Three million children were vaccinated in total as a consequence of the emergency response. But the epidemic was not halted in its tracks. There is frustration that many young lives were lost that could have been saved if routine measles vaccination programmes and catch-up immunization campaigns to protect young children from the disease were adequately supported and funded.
"The problem is that the fight against measles is no longer seen as a political priority – not within ministries of health and not by donors, who are reducing funding," said Gwenola François, measles vaccination campaign manager in the DRC. "It costs just one dollar for the vaccine to protect a child against measles for life.
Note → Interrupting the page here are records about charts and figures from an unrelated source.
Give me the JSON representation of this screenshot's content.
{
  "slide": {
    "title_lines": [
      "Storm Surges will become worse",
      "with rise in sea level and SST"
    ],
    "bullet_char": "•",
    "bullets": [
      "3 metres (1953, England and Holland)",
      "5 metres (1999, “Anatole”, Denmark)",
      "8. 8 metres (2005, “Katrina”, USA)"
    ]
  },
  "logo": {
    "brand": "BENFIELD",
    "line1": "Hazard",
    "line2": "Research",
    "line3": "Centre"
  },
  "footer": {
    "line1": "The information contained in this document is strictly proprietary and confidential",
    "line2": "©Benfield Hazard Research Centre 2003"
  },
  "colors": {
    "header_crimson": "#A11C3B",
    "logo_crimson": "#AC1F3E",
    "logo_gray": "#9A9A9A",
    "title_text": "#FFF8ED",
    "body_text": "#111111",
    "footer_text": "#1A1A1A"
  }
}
Organisations like MSF cannot just continue to rush in to put out the fires caused by these…long term deficiencies of measles prevention programmes."
What it costs to prevent measles epidemics:
- It costs less than US$1 for the vaccine to protect one child from measles for life
- It will cost S$212 million to reach the Measles Initiative’s target of reducing measles deaths by 95% by 2015
- The funding shortfall: There is a present funding shortfall of $ 43.4 million to reach this target.
In 2010 alone, MSF vaccinated more than 4.5 million children for measles in emergencies in countries including Chad, Malawi, South Africa, Yemen and Zimbabwe. Currently, MSF is continuing to respond to measles outbreaks in nine African countries.
Conclusion
The people featured in ‘5 Lives’ stand witness to how medical interventions have already changed lives for the better; others did not have access and suffered as a result. Their stories together demonstrate how with more investment, many more lives could be turned around to help people thrive in their families and communities.
But for this to happen, there needs to be a serious, long term and sustainable investment in real futures. Funding gaps are already eating away at medical gains made over the last decade.
Right now, there’s a tremendous crunch on financing for global health, as donor governments everywhere retrench. Already HIV/AIDS, TB, and malaria funding has taken a huge hit and other funding streams are also looking precarious.
Now is the time to raise the level of funding available to meet global health needs today and in the future. A financial transaction tax currently offers the most promising solution; but we need to work to be sure that a proportion of this new tax will indeed be protected for spending on global health.
You can help us do this by supporting the push for a commitment to this funding allocation that would provide regular, predictable, additional, & sufficient funding levels to global health.